As for the third (and most important) question, the Common Law privilege against self-incrimination was now set out in section 14 of the Civil Evidence Act 1968, which was declaratory of the Common Law. See Re Westinghouse Electric Corporation (1978) AC 547 at 636 (per Lord Diplock).

Section 14 read: '(1) The right of a person in any legal proceedings other than criminal proceedings to refuse to answer any question . . . if to do so would tend to expose that person to proceedings for an offence or for the recovery of a penalty (a) shall only apply as regards criminal offences under the law of any part of the United Kingdom and penalties provided for by such law . . .'

That was quite clear, as was its application. Proceedings under regulation 41 were plainly legal proceedings other than criminal proceedings, since they were proceedings for the recovery of unpaid tax. The applicant's answers as to her means and as to why she had not paid would not expose her to proceedings for a criminal offence, because it was no crime not to pay the poll tax, any more than it would have been not to pay rates.

In this context, moreover, 'penalty' clearly meant something in the nature of a fine provided for by statute: see Re Westinghouse (above) at 563-565. There was no provision in regulation 41 for the imposition of any such penalty.

It followed that the privilege against self-incrimination had no relevance to questions asked in civil proceedings for the recovery of unpaid tax.
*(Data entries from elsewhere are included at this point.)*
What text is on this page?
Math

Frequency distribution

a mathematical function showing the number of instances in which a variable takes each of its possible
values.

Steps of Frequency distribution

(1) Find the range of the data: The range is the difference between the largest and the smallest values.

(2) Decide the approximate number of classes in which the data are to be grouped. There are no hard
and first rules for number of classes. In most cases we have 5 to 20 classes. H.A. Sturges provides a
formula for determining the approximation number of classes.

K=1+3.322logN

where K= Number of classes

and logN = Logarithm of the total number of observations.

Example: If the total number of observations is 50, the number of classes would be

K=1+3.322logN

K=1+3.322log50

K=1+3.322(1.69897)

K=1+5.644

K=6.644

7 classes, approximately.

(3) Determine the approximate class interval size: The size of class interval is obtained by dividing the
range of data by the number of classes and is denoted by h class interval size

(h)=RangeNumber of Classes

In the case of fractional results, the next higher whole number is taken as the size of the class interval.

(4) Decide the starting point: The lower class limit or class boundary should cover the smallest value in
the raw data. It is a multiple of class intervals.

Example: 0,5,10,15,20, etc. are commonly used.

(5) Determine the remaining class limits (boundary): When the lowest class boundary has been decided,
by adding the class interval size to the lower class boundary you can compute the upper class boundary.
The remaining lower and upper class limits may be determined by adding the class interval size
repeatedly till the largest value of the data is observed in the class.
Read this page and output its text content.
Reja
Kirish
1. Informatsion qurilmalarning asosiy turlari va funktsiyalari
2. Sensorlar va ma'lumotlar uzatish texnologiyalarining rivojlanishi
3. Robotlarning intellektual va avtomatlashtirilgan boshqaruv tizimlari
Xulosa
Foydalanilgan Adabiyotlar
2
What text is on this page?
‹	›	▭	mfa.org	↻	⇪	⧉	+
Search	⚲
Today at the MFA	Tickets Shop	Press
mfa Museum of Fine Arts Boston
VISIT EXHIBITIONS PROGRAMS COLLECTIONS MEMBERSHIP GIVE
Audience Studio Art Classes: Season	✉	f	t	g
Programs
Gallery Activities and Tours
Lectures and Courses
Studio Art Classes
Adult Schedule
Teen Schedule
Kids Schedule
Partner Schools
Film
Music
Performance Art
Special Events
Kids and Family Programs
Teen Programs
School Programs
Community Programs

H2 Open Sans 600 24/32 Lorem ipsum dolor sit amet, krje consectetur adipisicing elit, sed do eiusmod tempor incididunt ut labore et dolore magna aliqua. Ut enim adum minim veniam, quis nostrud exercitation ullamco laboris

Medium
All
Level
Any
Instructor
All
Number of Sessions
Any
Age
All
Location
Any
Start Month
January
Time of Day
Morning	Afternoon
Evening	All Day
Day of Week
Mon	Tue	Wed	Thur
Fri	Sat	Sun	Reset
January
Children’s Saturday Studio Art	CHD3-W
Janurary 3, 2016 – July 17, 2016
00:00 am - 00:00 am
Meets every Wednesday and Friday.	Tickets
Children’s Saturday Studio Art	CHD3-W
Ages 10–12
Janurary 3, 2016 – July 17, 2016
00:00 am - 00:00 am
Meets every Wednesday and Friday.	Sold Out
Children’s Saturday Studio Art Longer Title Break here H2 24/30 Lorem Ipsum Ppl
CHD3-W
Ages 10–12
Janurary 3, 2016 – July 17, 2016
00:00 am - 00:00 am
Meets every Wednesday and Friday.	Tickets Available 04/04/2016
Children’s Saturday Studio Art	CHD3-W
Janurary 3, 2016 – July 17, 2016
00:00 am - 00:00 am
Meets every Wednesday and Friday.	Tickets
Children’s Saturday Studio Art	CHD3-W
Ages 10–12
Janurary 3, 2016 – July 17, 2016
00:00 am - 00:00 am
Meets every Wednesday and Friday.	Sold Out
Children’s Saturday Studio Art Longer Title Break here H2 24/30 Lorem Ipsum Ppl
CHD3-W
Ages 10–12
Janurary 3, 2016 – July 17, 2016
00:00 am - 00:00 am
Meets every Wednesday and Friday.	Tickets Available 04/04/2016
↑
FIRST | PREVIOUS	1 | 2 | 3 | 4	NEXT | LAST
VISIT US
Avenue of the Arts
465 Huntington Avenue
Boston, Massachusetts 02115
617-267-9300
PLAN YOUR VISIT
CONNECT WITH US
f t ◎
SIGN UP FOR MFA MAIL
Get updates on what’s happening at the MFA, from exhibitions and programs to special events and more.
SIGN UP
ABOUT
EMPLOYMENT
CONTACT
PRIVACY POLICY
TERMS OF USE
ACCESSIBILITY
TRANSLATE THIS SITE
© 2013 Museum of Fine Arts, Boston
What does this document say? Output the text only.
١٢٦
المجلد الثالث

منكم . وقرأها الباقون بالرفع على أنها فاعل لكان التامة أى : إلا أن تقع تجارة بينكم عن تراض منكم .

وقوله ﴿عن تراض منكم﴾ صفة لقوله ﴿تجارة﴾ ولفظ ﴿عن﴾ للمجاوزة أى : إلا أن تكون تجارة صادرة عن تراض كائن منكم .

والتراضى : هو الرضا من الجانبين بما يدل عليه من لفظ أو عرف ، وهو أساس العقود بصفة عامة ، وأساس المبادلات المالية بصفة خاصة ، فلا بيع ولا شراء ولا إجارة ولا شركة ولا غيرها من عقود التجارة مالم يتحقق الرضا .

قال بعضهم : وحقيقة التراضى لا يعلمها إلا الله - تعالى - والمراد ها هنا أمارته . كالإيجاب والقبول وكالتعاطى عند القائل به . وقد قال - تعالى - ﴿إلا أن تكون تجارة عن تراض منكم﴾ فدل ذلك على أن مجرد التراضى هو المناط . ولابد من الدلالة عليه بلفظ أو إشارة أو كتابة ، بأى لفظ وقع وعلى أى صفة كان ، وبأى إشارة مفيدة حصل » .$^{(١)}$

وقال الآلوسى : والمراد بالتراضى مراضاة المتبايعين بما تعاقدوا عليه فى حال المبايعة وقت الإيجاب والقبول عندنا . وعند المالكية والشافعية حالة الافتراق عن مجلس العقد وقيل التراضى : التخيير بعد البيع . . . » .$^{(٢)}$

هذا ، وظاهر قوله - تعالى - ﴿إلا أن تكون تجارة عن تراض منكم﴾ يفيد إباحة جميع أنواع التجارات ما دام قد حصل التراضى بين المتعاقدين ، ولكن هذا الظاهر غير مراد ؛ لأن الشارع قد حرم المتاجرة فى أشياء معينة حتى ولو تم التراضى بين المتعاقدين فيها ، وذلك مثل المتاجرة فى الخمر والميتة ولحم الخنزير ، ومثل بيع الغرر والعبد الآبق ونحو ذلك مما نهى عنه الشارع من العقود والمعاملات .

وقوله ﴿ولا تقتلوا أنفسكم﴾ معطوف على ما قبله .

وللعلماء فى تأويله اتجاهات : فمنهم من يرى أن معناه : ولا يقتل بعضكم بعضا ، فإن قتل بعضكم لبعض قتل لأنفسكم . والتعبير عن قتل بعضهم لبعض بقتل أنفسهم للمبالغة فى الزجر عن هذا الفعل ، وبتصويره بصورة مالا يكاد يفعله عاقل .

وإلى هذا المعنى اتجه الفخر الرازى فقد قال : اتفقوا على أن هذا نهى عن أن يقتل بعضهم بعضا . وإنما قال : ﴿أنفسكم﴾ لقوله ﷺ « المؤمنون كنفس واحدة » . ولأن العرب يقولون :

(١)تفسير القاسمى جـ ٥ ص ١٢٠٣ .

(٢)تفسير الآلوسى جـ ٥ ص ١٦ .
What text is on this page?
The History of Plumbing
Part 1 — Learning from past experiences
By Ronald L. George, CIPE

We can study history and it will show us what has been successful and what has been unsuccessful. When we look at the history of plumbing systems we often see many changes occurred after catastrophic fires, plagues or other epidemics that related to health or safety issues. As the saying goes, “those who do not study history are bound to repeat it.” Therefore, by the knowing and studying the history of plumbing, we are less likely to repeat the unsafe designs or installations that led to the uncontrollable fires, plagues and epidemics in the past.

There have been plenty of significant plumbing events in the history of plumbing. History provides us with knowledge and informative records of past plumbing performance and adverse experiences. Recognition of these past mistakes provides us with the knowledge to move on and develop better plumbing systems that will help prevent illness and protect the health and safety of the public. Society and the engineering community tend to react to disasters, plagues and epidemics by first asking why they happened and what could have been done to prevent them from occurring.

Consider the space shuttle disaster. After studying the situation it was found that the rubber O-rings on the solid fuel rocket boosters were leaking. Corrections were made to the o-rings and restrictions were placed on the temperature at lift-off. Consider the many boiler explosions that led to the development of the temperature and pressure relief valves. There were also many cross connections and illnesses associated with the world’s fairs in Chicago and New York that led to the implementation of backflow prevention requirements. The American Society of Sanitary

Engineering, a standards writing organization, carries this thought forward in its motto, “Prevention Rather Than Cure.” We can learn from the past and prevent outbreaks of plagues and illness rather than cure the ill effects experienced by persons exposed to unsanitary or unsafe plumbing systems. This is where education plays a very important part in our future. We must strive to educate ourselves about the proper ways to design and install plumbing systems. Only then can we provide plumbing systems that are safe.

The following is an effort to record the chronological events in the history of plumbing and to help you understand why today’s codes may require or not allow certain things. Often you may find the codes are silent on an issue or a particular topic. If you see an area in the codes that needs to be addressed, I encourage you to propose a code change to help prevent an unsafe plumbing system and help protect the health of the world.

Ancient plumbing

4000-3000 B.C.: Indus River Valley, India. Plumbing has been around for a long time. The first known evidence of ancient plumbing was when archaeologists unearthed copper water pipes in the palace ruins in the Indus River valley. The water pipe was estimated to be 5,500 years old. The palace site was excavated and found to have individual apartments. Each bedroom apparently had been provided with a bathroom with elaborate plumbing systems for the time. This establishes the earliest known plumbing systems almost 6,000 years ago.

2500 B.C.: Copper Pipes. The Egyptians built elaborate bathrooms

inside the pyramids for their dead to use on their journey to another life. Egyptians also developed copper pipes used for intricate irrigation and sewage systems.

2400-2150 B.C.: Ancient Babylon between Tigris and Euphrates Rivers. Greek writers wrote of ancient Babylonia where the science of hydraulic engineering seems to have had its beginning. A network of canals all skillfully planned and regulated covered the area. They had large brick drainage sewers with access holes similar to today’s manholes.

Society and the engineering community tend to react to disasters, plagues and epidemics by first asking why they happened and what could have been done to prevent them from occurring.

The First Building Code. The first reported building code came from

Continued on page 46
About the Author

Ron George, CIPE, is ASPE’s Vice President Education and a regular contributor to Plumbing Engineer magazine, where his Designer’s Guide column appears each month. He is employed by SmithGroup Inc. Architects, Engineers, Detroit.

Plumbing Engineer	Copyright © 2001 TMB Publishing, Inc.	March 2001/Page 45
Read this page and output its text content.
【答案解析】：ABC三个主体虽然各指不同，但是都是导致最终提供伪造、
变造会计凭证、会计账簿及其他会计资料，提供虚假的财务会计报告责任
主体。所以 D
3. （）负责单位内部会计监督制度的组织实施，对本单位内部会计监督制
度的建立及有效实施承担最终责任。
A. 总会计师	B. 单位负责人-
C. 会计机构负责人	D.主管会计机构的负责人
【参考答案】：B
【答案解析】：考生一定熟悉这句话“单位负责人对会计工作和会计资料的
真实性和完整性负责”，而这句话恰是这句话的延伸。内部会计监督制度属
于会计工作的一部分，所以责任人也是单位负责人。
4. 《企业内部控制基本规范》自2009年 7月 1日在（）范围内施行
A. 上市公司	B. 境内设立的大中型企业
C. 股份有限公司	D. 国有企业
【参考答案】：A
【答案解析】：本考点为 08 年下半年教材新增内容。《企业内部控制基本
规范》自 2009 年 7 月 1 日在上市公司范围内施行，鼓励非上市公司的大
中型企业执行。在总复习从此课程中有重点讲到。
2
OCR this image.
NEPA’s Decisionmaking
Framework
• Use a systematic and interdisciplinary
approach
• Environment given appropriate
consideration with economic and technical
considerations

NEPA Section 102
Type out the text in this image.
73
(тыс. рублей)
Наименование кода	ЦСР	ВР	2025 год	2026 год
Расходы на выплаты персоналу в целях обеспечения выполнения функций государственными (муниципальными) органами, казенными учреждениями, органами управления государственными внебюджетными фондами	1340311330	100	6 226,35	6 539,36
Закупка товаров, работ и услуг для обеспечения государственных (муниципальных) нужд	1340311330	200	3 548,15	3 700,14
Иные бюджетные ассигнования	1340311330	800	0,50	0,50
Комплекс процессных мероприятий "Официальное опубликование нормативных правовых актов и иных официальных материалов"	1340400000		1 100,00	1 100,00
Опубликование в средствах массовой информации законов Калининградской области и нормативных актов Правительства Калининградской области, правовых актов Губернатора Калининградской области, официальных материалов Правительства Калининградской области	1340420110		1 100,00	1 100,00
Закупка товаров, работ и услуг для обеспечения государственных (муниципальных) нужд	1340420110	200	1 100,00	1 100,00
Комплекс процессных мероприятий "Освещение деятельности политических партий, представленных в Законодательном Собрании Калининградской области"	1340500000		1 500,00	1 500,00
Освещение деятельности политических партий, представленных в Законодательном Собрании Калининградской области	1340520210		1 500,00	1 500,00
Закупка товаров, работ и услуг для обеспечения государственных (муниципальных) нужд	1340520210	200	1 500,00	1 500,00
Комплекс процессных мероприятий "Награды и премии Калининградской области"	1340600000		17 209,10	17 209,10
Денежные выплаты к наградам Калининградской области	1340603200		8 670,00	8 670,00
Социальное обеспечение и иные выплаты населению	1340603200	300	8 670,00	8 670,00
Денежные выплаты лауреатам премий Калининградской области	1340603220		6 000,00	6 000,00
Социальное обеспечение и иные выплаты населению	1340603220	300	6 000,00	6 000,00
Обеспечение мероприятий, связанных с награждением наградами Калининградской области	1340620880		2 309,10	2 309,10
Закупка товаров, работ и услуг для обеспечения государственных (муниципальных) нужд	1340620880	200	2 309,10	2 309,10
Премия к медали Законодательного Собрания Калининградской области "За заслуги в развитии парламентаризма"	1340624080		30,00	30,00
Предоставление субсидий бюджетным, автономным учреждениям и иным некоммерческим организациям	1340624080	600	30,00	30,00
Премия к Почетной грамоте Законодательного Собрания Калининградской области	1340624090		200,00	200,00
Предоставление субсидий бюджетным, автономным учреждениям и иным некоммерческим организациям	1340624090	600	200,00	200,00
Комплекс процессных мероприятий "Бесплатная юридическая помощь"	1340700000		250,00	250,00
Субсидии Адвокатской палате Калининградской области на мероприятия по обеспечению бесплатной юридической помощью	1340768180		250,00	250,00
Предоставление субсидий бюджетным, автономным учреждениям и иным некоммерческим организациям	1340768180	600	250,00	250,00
It would not have provided the applicant wih a 'just excuse' under section 97(4) of the Magistrates Courts Act 1980, and she would have been vulnerable, under that section, to be committed into custody for her refusal to give evidence.

Although she should have been allowed to argue this point before the justices, since it would clearly fail it was not right now to order the justices to hear it. Nor was it necessary, having set out the law, to order the justices to permit the applicant the assistance of her friend.